Kaylee Scottaline wrote a beautiful piece that appeared in the Huffington Post today, The 9 Things I Didn't Know I'd Love About Being A Parent. Please go ahead and read it. It will absolutely resonate, especially if you're a new parent. And then come back here.
Go ahead, I’ll wait.
Okay, I see you’re back. That means you either read Scottaline’s piece, or you’re cheating. Frankly, I don’t care which. No judgments here, it’s just that what I’m about to say will make more sense if you’ve read Scottaline’s piece.
Scottaline has one young daughter. I have two older boys (ages 14 and 24). This makes our parenting experiences very different (Scottaline makes no reference, for example, to occasionally wanting to strangle her child). And while there are myriad differences between parenting a child you can seat on your lap, and one who is already taller than you, there are plenty of similarities between the unexpected joys she’s experiencing, and the ones I am.
Take #1. I absolutely still feel a sense of pride when one of my sons learns a new skill. But these days it’s more like striking out a batter with a high, inside fastball, or making the honor roll, or getting a driver’s license. (Okay, that last one is both pride and terror.)
Or #7. While my “little ones” don’t “giggle” a whole lot these days, seeing them smile or laugh can still be the highlight of the day. “And a snuggle and unprompted kiss?” Not gonna happen.

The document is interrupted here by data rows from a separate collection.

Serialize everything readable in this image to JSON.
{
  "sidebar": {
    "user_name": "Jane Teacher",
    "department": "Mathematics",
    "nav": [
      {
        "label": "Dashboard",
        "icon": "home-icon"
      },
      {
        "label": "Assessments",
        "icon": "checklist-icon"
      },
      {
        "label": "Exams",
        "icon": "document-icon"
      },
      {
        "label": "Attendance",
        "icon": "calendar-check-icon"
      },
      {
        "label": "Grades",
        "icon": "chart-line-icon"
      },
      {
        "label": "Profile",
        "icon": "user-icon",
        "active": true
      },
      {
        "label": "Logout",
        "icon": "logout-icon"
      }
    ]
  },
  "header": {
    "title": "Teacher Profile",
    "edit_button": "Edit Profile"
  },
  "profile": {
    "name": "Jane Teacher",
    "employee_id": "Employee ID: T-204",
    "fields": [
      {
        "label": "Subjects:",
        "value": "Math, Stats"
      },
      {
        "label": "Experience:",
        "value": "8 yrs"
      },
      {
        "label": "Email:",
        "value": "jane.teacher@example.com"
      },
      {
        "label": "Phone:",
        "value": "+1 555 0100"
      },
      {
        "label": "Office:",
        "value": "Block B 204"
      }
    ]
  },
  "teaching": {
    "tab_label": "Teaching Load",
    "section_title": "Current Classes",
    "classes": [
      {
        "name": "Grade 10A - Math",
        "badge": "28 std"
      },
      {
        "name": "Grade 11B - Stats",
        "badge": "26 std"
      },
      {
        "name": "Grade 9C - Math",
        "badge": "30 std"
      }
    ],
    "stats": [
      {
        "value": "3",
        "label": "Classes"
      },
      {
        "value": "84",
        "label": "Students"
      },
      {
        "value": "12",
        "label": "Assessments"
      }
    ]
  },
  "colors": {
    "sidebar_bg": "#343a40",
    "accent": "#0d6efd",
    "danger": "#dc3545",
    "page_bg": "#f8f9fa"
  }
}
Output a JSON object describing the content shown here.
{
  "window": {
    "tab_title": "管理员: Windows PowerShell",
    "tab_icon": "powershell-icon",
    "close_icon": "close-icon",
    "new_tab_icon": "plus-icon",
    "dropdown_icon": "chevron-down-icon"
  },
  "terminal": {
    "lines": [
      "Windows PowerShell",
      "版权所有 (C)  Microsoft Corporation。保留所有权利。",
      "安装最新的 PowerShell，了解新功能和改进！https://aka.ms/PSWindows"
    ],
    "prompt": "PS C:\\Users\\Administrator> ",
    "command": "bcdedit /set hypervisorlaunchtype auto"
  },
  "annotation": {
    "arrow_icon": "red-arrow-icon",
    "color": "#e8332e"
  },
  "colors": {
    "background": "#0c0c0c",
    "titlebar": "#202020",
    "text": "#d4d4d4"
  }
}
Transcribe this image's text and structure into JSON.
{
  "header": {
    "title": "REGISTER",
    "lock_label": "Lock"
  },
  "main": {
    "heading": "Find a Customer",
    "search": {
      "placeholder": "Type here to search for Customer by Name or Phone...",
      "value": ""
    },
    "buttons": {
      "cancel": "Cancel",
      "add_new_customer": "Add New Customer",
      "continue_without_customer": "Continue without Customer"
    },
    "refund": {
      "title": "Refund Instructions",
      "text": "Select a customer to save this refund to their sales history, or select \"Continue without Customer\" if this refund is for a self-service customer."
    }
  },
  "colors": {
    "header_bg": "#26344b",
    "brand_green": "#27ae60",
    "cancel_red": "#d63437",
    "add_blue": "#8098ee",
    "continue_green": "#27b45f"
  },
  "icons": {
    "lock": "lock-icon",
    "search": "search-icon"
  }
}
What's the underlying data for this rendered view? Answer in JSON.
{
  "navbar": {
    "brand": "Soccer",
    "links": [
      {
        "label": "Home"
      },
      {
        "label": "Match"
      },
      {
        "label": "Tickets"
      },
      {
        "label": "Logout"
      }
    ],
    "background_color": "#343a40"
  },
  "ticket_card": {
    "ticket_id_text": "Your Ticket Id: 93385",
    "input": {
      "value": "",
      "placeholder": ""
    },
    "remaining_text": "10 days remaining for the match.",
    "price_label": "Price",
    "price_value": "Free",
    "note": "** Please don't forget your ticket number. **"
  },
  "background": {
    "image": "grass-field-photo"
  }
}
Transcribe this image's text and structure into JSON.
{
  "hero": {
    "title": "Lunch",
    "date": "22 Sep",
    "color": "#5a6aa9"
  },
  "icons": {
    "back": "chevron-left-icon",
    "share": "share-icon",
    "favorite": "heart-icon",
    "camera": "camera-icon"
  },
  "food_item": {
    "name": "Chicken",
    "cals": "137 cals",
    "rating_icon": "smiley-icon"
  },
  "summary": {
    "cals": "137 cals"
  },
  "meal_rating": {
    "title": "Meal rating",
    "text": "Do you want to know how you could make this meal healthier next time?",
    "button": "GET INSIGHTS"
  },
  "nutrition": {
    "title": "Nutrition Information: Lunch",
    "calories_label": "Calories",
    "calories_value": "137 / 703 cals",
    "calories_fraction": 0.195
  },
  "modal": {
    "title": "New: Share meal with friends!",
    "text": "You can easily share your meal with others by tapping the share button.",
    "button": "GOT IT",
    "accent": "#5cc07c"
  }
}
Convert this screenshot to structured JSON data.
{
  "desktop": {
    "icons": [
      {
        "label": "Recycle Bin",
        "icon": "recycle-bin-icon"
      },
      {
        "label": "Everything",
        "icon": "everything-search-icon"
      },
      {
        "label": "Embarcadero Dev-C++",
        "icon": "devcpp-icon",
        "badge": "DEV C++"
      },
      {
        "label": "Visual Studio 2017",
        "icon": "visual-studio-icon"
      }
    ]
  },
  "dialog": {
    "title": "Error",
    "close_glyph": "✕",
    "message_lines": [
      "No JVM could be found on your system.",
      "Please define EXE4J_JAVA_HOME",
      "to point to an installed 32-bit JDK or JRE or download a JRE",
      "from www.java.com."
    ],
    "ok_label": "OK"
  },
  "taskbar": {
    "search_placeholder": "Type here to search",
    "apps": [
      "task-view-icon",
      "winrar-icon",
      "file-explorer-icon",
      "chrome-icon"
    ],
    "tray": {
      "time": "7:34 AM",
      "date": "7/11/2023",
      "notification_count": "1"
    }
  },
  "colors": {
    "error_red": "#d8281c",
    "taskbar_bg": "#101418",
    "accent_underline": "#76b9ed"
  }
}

Good news regarding #3; you eventually get your sleep back. As they became teenagers, both my boys took to hibernating, especially on weekends. It’s great, trust me.
I agree with Scottaline’s closing sentiment. Yes, parenting is hard. And it gets harder. “It’s the most difficult and important task any of us will undertake.” Yep, and it gets more difficult. Or at least, the difficulties have a different flavor.
Parenting is a journey, and we’re all at different points of it. As the years go by, the challenges can become daunting—especially when the temper tantrums come laced with profanity--I hope Scottaline will find it reassuring to know, however, that some things never change.